The Hague's New Privacy Chief Used to Defend Big Tech. That Should Worry Brussels.
The Dutch AP appointment lands as the DMA and AI Act enter their most contested enforcement phase. Symbolism matters.
ℹ️ Lecture par le navigateur · voix studio IA bientôt
The Netherlands has named a lawyer with a career defending large technology platforms to chair its data protection authority, the Autoriteit Persoonsgegevens. I have read the announcement three times to make sure I was not misinterpreting it.
I was not.
This matters far beyond The Hague. The Dutch AP is one of the most active regulators in the European Data Protection Board, the body that coordinates GDPR enforcement across the twenty-seven member states. Its chair carries a vote, a voice, and a tone.
The tone is now the question.
Let me be precise about what is and is not at stake. A career defending corporate clients does not, in itself, disqualify a regulator. Half the senior figures inside DG COMP came from competition law firms whose client lists read like the Fortune 500. The revolving door spins in both directions, and sometimes the best poacher really does make the best gamekeeper.
But symbolism in European regulation is not decoration. It is signaling to markets, to litigants, and to fellow regulators about which way the wind is blowing.
And the wind, right now, is blowing toward leniency.
Consider the timing. The Digital Markets Act is entering its second full year of enforcement, with the Commission weighing how aggressively to pursue non-compliance findings against designated gatekeepers. The AI Act's general-purpose model obligations are crystallising into codes of practice that will determine, in effect, whether the regulation has teeth or gums. The GDPR itself is under quiet but sustained pressure from member states who want a "simplification" package, which in Brussels dialect usually means a softening package.
Into this moment walks a new Dutch chair whose professional reflexes have been shaped by arguing the other side.
"In European regulation, who sits in the chair is often more consequential than what is written in the statute."
I will not pretend to know how this particular lawyer will conduct herself in office. People surprise you. Margrethe Vestager surprised plenty of people. The Dutch civil service tradition is genuinely independent, and the AP has institutional muscle memory built over years of confronting Silicon Valley.

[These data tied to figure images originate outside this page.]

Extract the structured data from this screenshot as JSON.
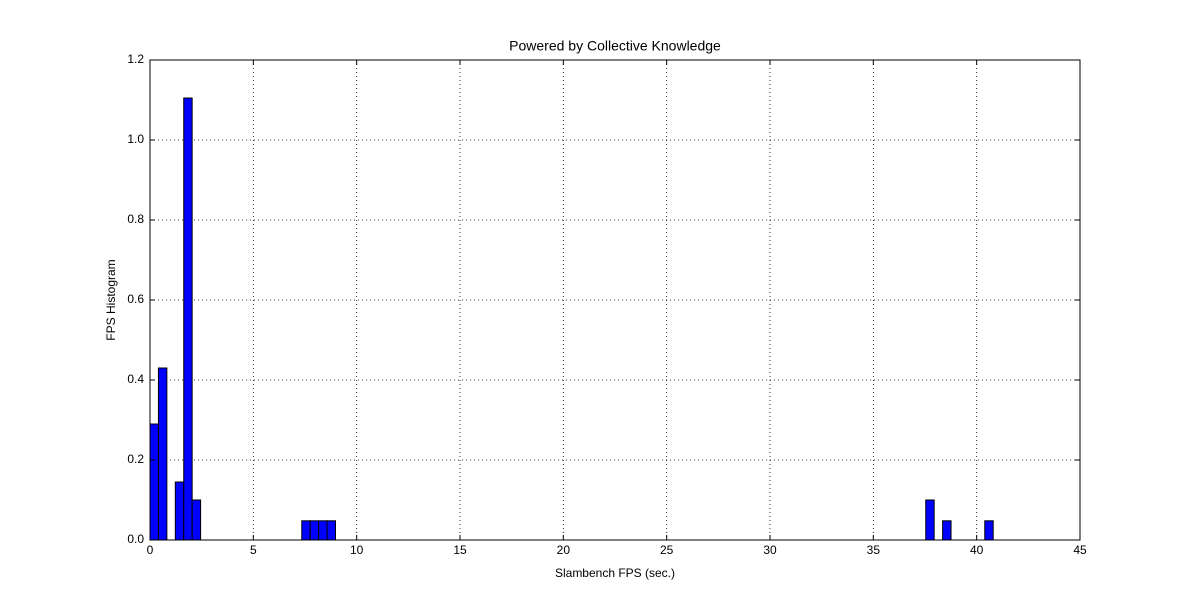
{
  "chart_data": {
    "type": "histogram",
    "title": "Powered by Collective Knowledge",
    "x_label": "Slambench FPS (sec.)",
    "y_label": "FPS Histogram",
    "color": "#0000ff",
    "bins": [
      0,
      0.408,
      0.816,
      1.224,
      1.632,
      2.04,
      2.448,
      2.856,
      3.264,
      3.672,
      4.08,
      4.488,
      4.896,
      5.304,
      5.712,
      6.12,
      6.528,
      6.936,
      7.344,
      7.752,
      8.16,
      8.568,
      8.976,
      9.384,
      9.792,
      10.2,
      10.608,
      11.016,
      11.424,
      11.832,
      12.24,
      12.648,
      13.056,
      13.464,
      13.872,
      14.28,
      14.688,
      15.096,
      15.504,
      15.912,
      16.32,
      16.728,
      17.136,
      17.544,
      17.952,
      18.36,
      18.768,
      19.176,
      19.584,
      19.992,
      20.4,
      20.808,
      21.216,
      21.624,
      22.032,
      22.44,
      22.848,
      23.256,
      23.664,
      24.072,
      24.48,
      24.888,
      25.296,
      25.704,
      26.112,
      26.52,
      26.928,
      27.336,
      27.744,
      28.152,
      28.56,
      28.968,
      29.376,
      29.784,
      30.192,
      30.6,
      31.008,
      31.416,
      31.824,
      32.232,
      32.64,
      33.048,
      33.456,
      33.864,
      34.272,
      34.68,
      35.088,
      35.496,
      35.904,
      36.312,
      36.72,
      37.128,
      37.536,
      37.944,
      38.352,
      38.76,
      39.168,
      39.576,
      39.984,
      40.392,
      40.8
    ],
    "counts": [
      0.29,
      0.43,
      0,
      0.145,
      1.105,
      0.1,
      0,
      0,
      0,
      0,
      0,
      0,
      0,
      0,
      0,
      0,
      0,
      0,
      0.048,
      0.048,
      0.048,
      0.048,
      0,
      0,
      0,
      0,
      0,
      0,
      0,
      0,
      0,
      0,
      0,
      0,
      0,
      0,
      0,
      0,
      0,
      0,
      0,
      0,
      0,
      0,
      0,
      0,
      0,
      0,
      0,
      0,
      0,
      0,
      0,
      0,
      0,
      0,
      0,
      0,
      0,
      0,
      0,
      0,
      0,
      0,
      0,
      0,
      0,
      0,
      0,
      0,
      0,
      0,
      0,
      0,
      0,
      0,
      0,
      0,
      0,
      0,
      0,
      0,
      0,
      0,
      0,
      0,
      0,
      0,
      0,
      0,
      0,
      0,
      0.1,
      0,
      0.048,
      0,
      0,
      0,
      0,
      0.048
    ],
    "xlim": [
      0,
      45
    ],
    "xticks": [
      0,
      5,
      10,
      15,
      20,
      25,
      30,
      35,
      40,
      45
    ],
    "ylim": [
      0,
      1.2
    ],
    "yticks": [
      {
        "value": 0,
        "label": "0.0"
      },
      0.2,
      0.4,
      0.6,
      0.8,
      {
        "value": 1,
        "label": "1.0"
      },
      1.2
    ],
    "grid": true
  }
}
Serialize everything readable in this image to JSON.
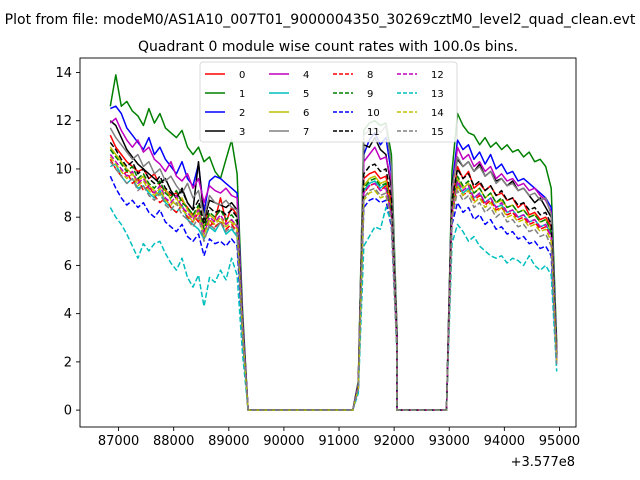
{
  "chart_data": {
    "type": "line",
    "suptitle": "Plot from file: modeM0/AS1A10_007T01_9000004350_30269cztM0_level2_quad_clean.evt",
    "title": "Quadrant 0 module wise count rates with 100.0s bins.",
    "xlabel": "",
    "ylabel": "",
    "x_offset_label": "+3.577e8",
    "xlim": [
      86300,
      95300
    ],
    "ylim": [
      -0.7,
      14.6
    ],
    "xticks": [
      87000,
      88000,
      89000,
      90000,
      91000,
      92000,
      93000,
      94000,
      95000
    ],
    "xtick_labels": [
      "87000",
      "88000",
      "89000",
      "90000",
      "91000",
      "92000",
      "93000",
      "94000",
      "95000"
    ],
    "yticks": [
      0,
      2,
      4,
      6,
      8,
      10,
      12,
      14
    ],
    "ytick_labels": [
      "0",
      "2",
      "4",
      "6",
      "8",
      "10",
      "12",
      "14"
    ],
    "legend_position": "upper center",
    "x_start": 86850,
    "x_step": 100,
    "gap_ranges": [
      [
        89350,
        91250
      ],
      [
        92050,
        92950
      ]
    ],
    "series": [
      {
        "name": "0",
        "color": "#ff0000",
        "dashed": false,
        "seg1": [
          11.4,
          10.9,
          10.6,
          10.3,
          10.1,
          9.9,
          10.0,
          9.6,
          9.8,
          9.3,
          9.1,
          8.9,
          9.0,
          8.7,
          8.4,
          8.1,
          7.8,
          8.5,
          7.6,
          7.9,
          8.8,
          7.8,
          8.4,
          8.1,
          3.5
        ],
        "seg2": [
          1.0,
          9.6,
          9.8,
          9.9,
          9.6,
          9.7,
          8.6,
          3.0
        ],
        "seg3": [
          8.5,
          10.1,
          9.6,
          9.9,
          9.2,
          9.4,
          9.1,
          9.3,
          8.9,
          9.0,
          8.7,
          8.8,
          8.4,
          8.6,
          8.1,
          8.2,
          7.9,
          8.0,
          7.6,
          2.3
        ]
      },
      {
        "name": "1",
        "color": "#008000",
        "dashed": false,
        "seg1": [
          12.6,
          13.9,
          12.6,
          12.8,
          12.4,
          12.2,
          11.8,
          12.5,
          11.9,
          12.3,
          11.7,
          11.5,
          11.3,
          11.6,
          10.9,
          10.6,
          10.9,
          10.3,
          10.5,
          9.9,
          9.6,
          10.4,
          11.2,
          9.8,
          4.1
        ],
        "seg2": [
          1.2,
          11.6,
          11.9,
          12.0,
          11.8,
          11.9,
          10.6,
          3.5
        ],
        "seg3": [
          9.9,
          12.3,
          11.8,
          11.5,
          11.4,
          11.0,
          11.3,
          10.9,
          11.1,
          10.8,
          11.0,
          10.7,
          10.8,
          10.5,
          10.7,
          10.3,
          10.4,
          10.1,
          9.2,
          2.8
        ]
      },
      {
        "name": "2",
        "color": "#0000ff",
        "dashed": false,
        "seg1": [
          12.5,
          12.6,
          12.3,
          11.7,
          11.4,
          11.1,
          10.8,
          11.3,
          10.6,
          10.9,
          10.4,
          10.1,
          9.8,
          10.3,
          9.6,
          9.3,
          10.2,
          8.2,
          9.5,
          9.7,
          9.6,
          9.4,
          9.2,
          9.0,
          3.8
        ],
        "seg2": [
          1.1,
          10.6,
          11.2,
          11.5,
          11.0,
          11.3,
          9.8,
          3.2
        ],
        "seg3": [
          9.3,
          11.2,
          10.8,
          11.0,
          10.4,
          10.7,
          10.2,
          10.6,
          10.0,
          10.2,
          9.8,
          9.9,
          9.5,
          9.6,
          9.4,
          9.2,
          9.0,
          8.8,
          8.4,
          2.5
        ]
      },
      {
        "name": "3",
        "color": "#000000",
        "dashed": false,
        "seg1": [
          12.0,
          11.8,
          11.3,
          10.8,
          10.5,
          10.2,
          10.0,
          9.8,
          9.6,
          9.4,
          9.6,
          9.1,
          8.8,
          9.2,
          8.6,
          8.3,
          10.3,
          7.9,
          8.7,
          8.6,
          8.5,
          8.4,
          8.6,
          8.3,
          3.6
        ],
        "seg2": [
          1.1,
          11.0,
          10.9,
          11.3,
          10.8,
          10.6,
          9.2,
          3.1
        ],
        "seg3": [
          9.4,
          10.4,
          10.1,
          10.3,
          9.9,
          10.2,
          9.7,
          9.9,
          9.5,
          9.6,
          9.3,
          9.5,
          9.1,
          9.2,
          8.9,
          8.6,
          8.8,
          8.4,
          8.0,
          2.4
        ]
      },
      {
        "name": "4",
        "color": "#bf00bf",
        "dashed": false,
        "seg1": [
          11.9,
          12.1,
          11.6,
          11.2,
          10.9,
          11.2,
          10.7,
          10.9,
          10.4,
          10.2,
          9.9,
          10.3,
          9.7,
          9.5,
          9.8,
          9.2,
          9.6,
          8.6,
          9.3,
          9.1,
          9.0,
          9.2,
          8.9,
          8.8,
          3.7
        ],
        "seg2": [
          1.1,
          10.3,
          10.6,
          10.9,
          10.4,
          10.5,
          9.5,
          3.2
        ],
        "seg3": [
          9.0,
          10.9,
          10.4,
          10.6,
          10.1,
          10.3,
          9.9,
          10.1,
          9.6,
          9.8,
          9.5,
          9.6,
          9.3,
          9.4,
          9.1,
          9.2,
          8.9,
          8.7,
          8.2,
          2.4
        ]
      },
      {
        "name": "5",
        "color": "#00bfbf",
        "dashed": false,
        "seg1": [
          10.1,
          10.2,
          9.7,
          9.4,
          9.6,
          9.2,
          9.3,
          9.0,
          8.8,
          9.1,
          8.6,
          8.4,
          8.2,
          8.5,
          7.9,
          7.7,
          7.5,
          7.1,
          7.6,
          7.4,
          7.8,
          7.3,
          7.5,
          7.2,
          3.0
        ],
        "seg2": [
          0.9,
          9.1,
          9.4,
          9.5,
          9.2,
          9.4,
          8.2,
          2.7
        ],
        "seg3": [
          8.2,
          9.4,
          9.0,
          9.2,
          8.8,
          9.0,
          8.6,
          8.8,
          8.4,
          8.5,
          8.2,
          8.3,
          8.0,
          8.1,
          7.8,
          7.9,
          7.6,
          7.7,
          7.3,
          2.2
        ]
      },
      {
        "name": "6",
        "color": "#bfbf00",
        "dashed": false,
        "seg1": [
          10.9,
          10.6,
          10.3,
          10.0,
          9.8,
          9.5,
          9.7,
          9.3,
          9.1,
          8.9,
          9.2,
          8.7,
          8.5,
          8.8,
          8.3,
          8.0,
          8.4,
          7.6,
          8.1,
          7.9,
          7.8,
          7.7,
          7.9,
          7.6,
          3.2
        ],
        "seg2": [
          0.9,
          9.3,
          9.6,
          9.7,
          9.4,
          9.5,
          8.3,
          2.8
        ],
        "seg3": [
          8.4,
          9.6,
          9.2,
          9.4,
          9.0,
          9.2,
          8.8,
          9.0,
          8.6,
          8.7,
          8.4,
          8.5,
          8.2,
          8.3,
          8.0,
          8.1,
          7.8,
          7.9,
          7.4,
          2.2
        ]
      },
      {
        "name": "7",
        "color": "#808080",
        "dashed": false,
        "seg1": [
          11.7,
          11.3,
          11.0,
          10.7,
          10.4,
          10.6,
          10.1,
          10.3,
          9.8,
          10.0,
          9.5,
          9.7,
          9.3,
          9.0,
          9.4,
          8.8,
          9.1,
          8.0,
          8.9,
          8.6,
          8.5,
          8.7,
          8.4,
          8.3,
          3.5
        ],
        "seg2": [
          1.0,
          11.4,
          11.6,
          11.7,
          11.5,
          11.8,
          10.1,
          3.4
        ],
        "seg3": [
          9.2,
          10.5,
          10.1,
          10.3,
          9.9,
          10.1,
          9.7,
          9.9,
          9.4,
          9.6,
          9.3,
          9.4,
          9.1,
          9.2,
          8.9,
          9.0,
          8.7,
          8.8,
          8.1,
          2.4
        ]
      },
      {
        "name": "8",
        "color": "#ff0000",
        "dashed": true,
        "seg1": [
          10.4,
          10.0,
          9.7,
          9.9,
          9.4,
          9.6,
          9.1,
          9.3,
          8.9,
          8.6,
          8.8,
          8.4,
          8.2,
          8.5,
          8.0,
          7.8,
          8.2,
          7.4,
          7.9,
          7.6,
          7.8,
          7.5,
          7.7,
          7.4,
          3.1
        ],
        "seg2": [
          0.9,
          9.0,
          9.3,
          9.4,
          9.1,
          9.3,
          8.1,
          2.7
        ],
        "seg3": [
          8.1,
          9.3,
          8.9,
          9.1,
          8.7,
          8.9,
          8.5,
          8.7,
          8.3,
          8.4,
          8.1,
          8.2,
          7.9,
          8.0,
          7.7,
          7.8,
          7.5,
          7.6,
          7.2,
          2.1
        ]
      },
      {
        "name": "9",
        "color": "#008000",
        "dashed": true,
        "seg1": [
          10.8,
          10.5,
          10.2,
          9.9,
          10.1,
          9.6,
          9.8,
          9.4,
          9.2,
          9.5,
          9.0,
          8.8,
          9.1,
          8.6,
          8.4,
          8.1,
          8.5,
          7.5,
          8.2,
          8.0,
          8.3,
          7.9,
          8.1,
          7.8,
          3.3
        ],
        "seg2": [
          0.9,
          9.2,
          9.5,
          9.6,
          9.3,
          9.4,
          8.2,
          2.8
        ],
        "seg3": [
          8.3,
          9.7,
          9.3,
          9.5,
          9.0,
          9.2,
          8.8,
          9.0,
          8.6,
          8.8,
          8.4,
          8.5,
          8.2,
          8.3,
          8.0,
          8.1,
          7.8,
          7.9,
          7.4,
          2.2
        ]
      },
      {
        "name": "10",
        "color": "#0000ff",
        "dashed": true,
        "seg1": [
          9.7,
          9.2,
          8.8,
          8.5,
          8.7,
          8.4,
          8.6,
          8.2,
          8.0,
          8.3,
          7.8,
          7.6,
          7.4,
          7.7,
          7.2,
          7.0,
          7.3,
          6.4,
          7.1,
          6.9,
          7.0,
          6.8,
          7.1,
          6.8,
          2.9
        ],
        "seg2": [
          0.8,
          8.4,
          8.7,
          8.8,
          8.6,
          8.7,
          7.6,
          2.5
        ],
        "seg3": [
          7.7,
          8.6,
          8.2,
          8.4,
          7.9,
          8.1,
          7.7,
          7.9,
          7.5,
          7.6,
          7.3,
          7.4,
          7.1,
          7.2,
          6.9,
          7.0,
          6.7,
          6.8,
          6.4,
          1.9
        ]
      },
      {
        "name": "11",
        "color": "#000000",
        "dashed": true,
        "seg1": [
          11.1,
          10.8,
          10.4,
          10.1,
          10.3,
          9.8,
          10.0,
          9.6,
          9.4,
          9.7,
          9.2,
          9.0,
          8.8,
          9.1,
          8.6,
          8.3,
          8.7,
          7.7,
          8.4,
          8.2,
          8.3,
          8.1,
          8.3,
          8.0,
          3.4
        ],
        "seg2": [
          1.0,
          9.8,
          10.1,
          10.2,
          9.9,
          10.0,
          8.8,
          3.0
        ],
        "seg3": [
          8.7,
          10.0,
          9.6,
          9.8,
          9.3,
          9.5,
          9.1,
          9.3,
          8.9,
          9.1,
          8.7,
          8.8,
          8.5,
          8.6,
          8.3,
          8.4,
          8.1,
          8.2,
          7.7,
          2.3
        ]
      },
      {
        "name": "12",
        "color": "#bf00bf",
        "dashed": true,
        "seg1": [
          10.6,
          10.3,
          10.0,
          9.7,
          9.9,
          9.4,
          9.6,
          9.2,
          9.0,
          9.3,
          8.8,
          8.6,
          8.9,
          8.4,
          8.2,
          7.9,
          8.3,
          7.3,
          8.0,
          7.8,
          8.1,
          7.7,
          7.9,
          7.6,
          3.2
        ],
        "seg2": [
          0.9,
          9.0,
          9.3,
          9.4,
          9.1,
          9.2,
          8.1,
          2.7
        ],
        "seg3": [
          8.2,
          9.5,
          9.1,
          9.3,
          8.8,
          9.0,
          8.6,
          8.8,
          8.4,
          8.6,
          8.2,
          8.3,
          8.0,
          8.1,
          7.8,
          7.9,
          7.6,
          7.7,
          7.2,
          2.1
        ]
      },
      {
        "name": "13",
        "color": "#00bfbf",
        "dashed": true,
        "seg1": [
          8.4,
          8.0,
          7.7,
          7.3,
          6.8,
          6.3,
          6.9,
          6.6,
          6.9,
          7.0,
          6.5,
          6.1,
          5.8,
          6.3,
          5.5,
          5.1,
          5.6,
          4.3,
          5.5,
          5.3,
          5.8,
          5.4,
          6.3,
          5.6,
          2.3
        ],
        "seg2": [
          0.7,
          6.8,
          7.2,
          7.6,
          7.5,
          8.4,
          7.8,
          2.4
        ],
        "seg3": [
          6.9,
          7.7,
          7.4,
          7.0,
          7.2,
          6.8,
          6.6,
          6.4,
          6.3,
          6.4,
          6.1,
          6.3,
          6.2,
          6.0,
          6.4,
          6.0,
          5.8,
          6.0,
          5.6,
          1.6
        ]
      },
      {
        "name": "14",
        "color": "#bfbf00",
        "dashed": true,
        "seg1": [
          10.5,
          10.2,
          9.9,
          9.6,
          9.8,
          9.3,
          9.5,
          9.1,
          8.9,
          9.2,
          8.7,
          8.5,
          8.8,
          8.3,
          8.1,
          7.8,
          8.2,
          7.2,
          7.9,
          7.7,
          8.0,
          7.6,
          7.8,
          7.5,
          3.2
        ],
        "seg2": [
          0.9,
          8.7,
          9.0,
          9.1,
          8.8,
          8.9,
          7.9,
          2.6
        ],
        "seg3": [
          8.0,
          9.3,
          8.9,
          9.1,
          8.6,
          8.8,
          8.4,
          8.6,
          8.2,
          8.4,
          8.0,
          8.1,
          7.8,
          7.9,
          7.6,
          7.7,
          7.4,
          7.5,
          7.0,
          2.0
        ]
      },
      {
        "name": "15",
        "color": "#808080",
        "dashed": true,
        "seg1": [
          10.3,
          10.0,
          9.7,
          9.4,
          9.6,
          9.1,
          9.3,
          8.9,
          8.7,
          9.0,
          8.5,
          8.3,
          8.6,
          8.1,
          7.9,
          7.6,
          8.0,
          7.0,
          7.7,
          7.5,
          7.8,
          7.4,
          7.6,
          7.3,
          3.1
        ],
        "seg2": [
          0.9,
          8.8,
          9.1,
          9.2,
          8.9,
          9.0,
          7.9,
          2.6
        ],
        "seg3": [
          7.9,
          9.1,
          8.7,
          8.9,
          8.4,
          8.6,
          8.2,
          8.4,
          8.0,
          8.2,
          7.8,
          7.9,
          7.6,
          7.7,
          7.4,
          7.5,
          7.2,
          7.3,
          6.8,
          1.9
        ]
      }
    ]
  }
}
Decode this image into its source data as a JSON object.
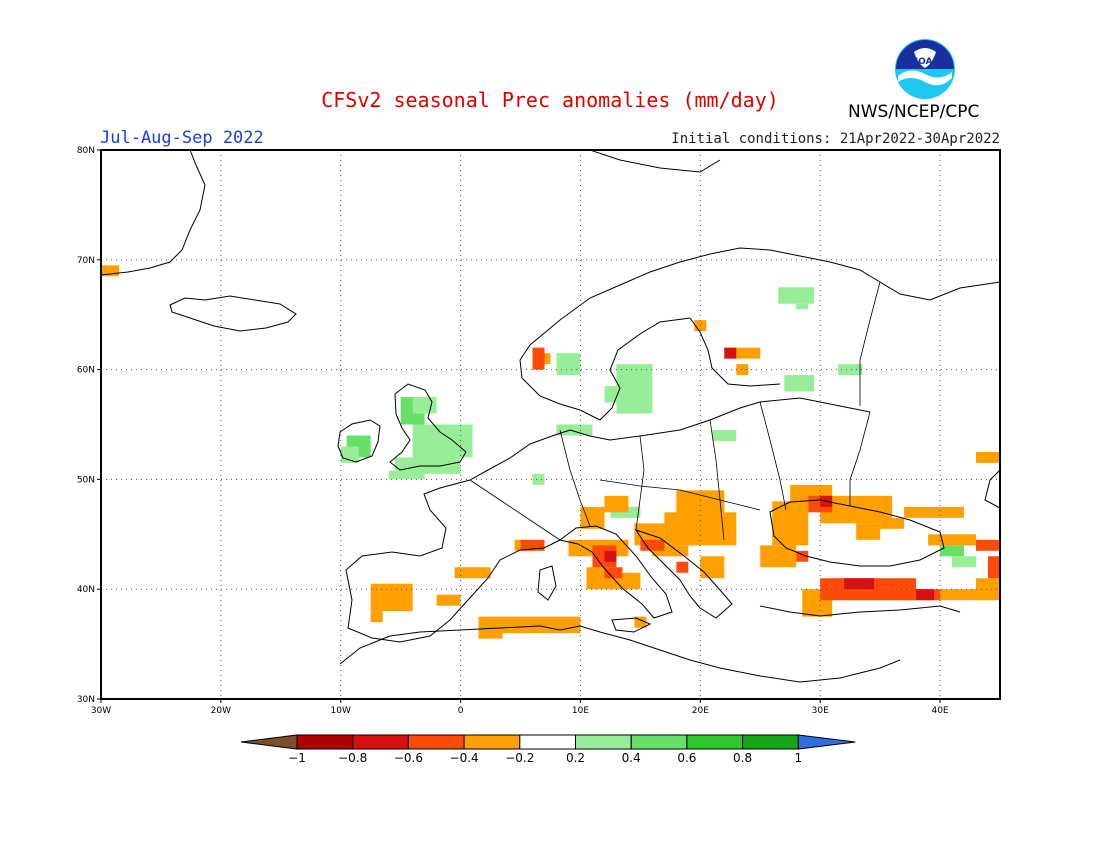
{
  "header": {
    "title": "CFSv2 seasonal Prec anomalies (mm/day)",
    "season": "Jul-Aug-Sep 2022",
    "initial_conditions": "Initial conditions: 21Apr2022-30Apr2022",
    "organization": "NWS/NCEP/CPC",
    "logo_text": "NOAA"
  },
  "map": {
    "lon_range": [
      -30,
      45
    ],
    "lat_range": [
      30,
      80
    ],
    "lat_labels": [
      "80N",
      "70N",
      "60N",
      "50N",
      "40N",
      "30N"
    ],
    "lon_labels": [
      "30W",
      "20W",
      "10W",
      "0",
      "10E",
      "20E",
      "30E",
      "40E"
    ]
  },
  "colorbar": {
    "labels": [
      "-1",
      "-0.8",
      "-0.6",
      "-0.4",
      "-0.2",
      "0.2",
      "0.4",
      "0.6",
      "0.8",
      "1"
    ],
    "colors": {
      "lt_-1": "#7a4f2e",
      "-1_-0.8": "#b00000",
      "-0.8_-0.6": "#d81010",
      "-0.6_-0.4": "#ff4b0a",
      "-0.4_-0.2": "#ffa000",
      "-0.2_0.2": "#ffffff",
      "0.2_0.4": "#98ee98",
      "0.4_0.6": "#66e066",
      "0.6_0.8": "#2ec82e",
      "0.8_1": "#16a516",
      "gt_1": "#2f6fe0"
    }
  },
  "anomaly_regions": [
    {
      "name": "Ireland",
      "level": "0.4_0.6"
    },
    {
      "name": "Scotland",
      "level": "0.4_0.6"
    },
    {
      "name": "England",
      "level": "0.2_0.4"
    },
    {
      "name": "Southern Sweden",
      "level": "0.2_0.4"
    },
    {
      "name": "Western Norway",
      "level": "-0.6_-0.4"
    },
    {
      "name": "Iberia",
      "level": "-0.4_-0.2"
    },
    {
      "name": "Italy",
      "level": "-0.6_-0.4"
    },
    {
      "name": "North Africa coast",
      "level": "-0.4_-0.2"
    },
    {
      "name": "Balkans",
      "level": "-0.4_-0.2"
    },
    {
      "name": "Ukraine / Black Sea",
      "level": "-0.4_-0.2"
    },
    {
      "name": "Turkey",
      "level": "-1_-0.8"
    },
    {
      "name": "Finland",
      "level": "0.2_0.4"
    },
    {
      "name": "Western Russia",
      "level": "0.2_0.4"
    }
  ]
}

The concern is structural, not personal.
European data protection authorities are chronically under-resourced relative to the entities they supervise. The Irish DPC, lead regulator for most US tech giants under GDPR's one-stop-shop mechanism, has been criticised for years by civil society groups as too slow and too soft. The Dutch AP has historically been one of the counterweights, willing to push the EDPB toward firmer positions when Dublin hesitated.
If that counterweight now tilts, the centre of gravity of European privacy enforcement tilts with it.
Who benefits? The large platforms whose business models depend on the precise interpretation of "legitimate interest," "necessary processing," and "appropriate safeguards." Every shade of softness in those definitions is worth, according to industry estimates, considerable sums in avoided compliance costs and preserved data flows. Recent reports from civil society groups suggest the cumulative effect of incremental regulatory drift is already measurable in enforcement statistics.
Who loses? The thirty-thousand-euro complainant in Eindhoven whose subject access request goes unanswered for eighteen months. The journalist whose source list ends up in a discovery pile. The small competitor who cannot afford the legal team to argue back.
These are not abstractions. They are the actual constituency of data protection law.
There is a defence to be made of the appointment, and intellectual honesty requires me to make it. Regulators who understand industry from the inside can sometimes craft more effective rules than those who only ever viewed it through subpoenas. The best DMA enforcement decisions I have seen drafted in Brussels were written by people who had, at some earlier point, helped a platform try to wriggle out of an obligation. They knew where the wriggle room was because they had built it.
The question is whether knowing where the wriggle room is leads you to close it, or to widen it.
We will find out. The first real test will be the AP's posture in the next EDPB consultation on AI Act interpretation, and whether the Dutch position aligns with the firmer line out of Berlin and Paris or drifts toward the more accommodating tone of Dublin.
Watch that vote. It will tell you more about the future of European tech regulation than any speech in the Berlaymont.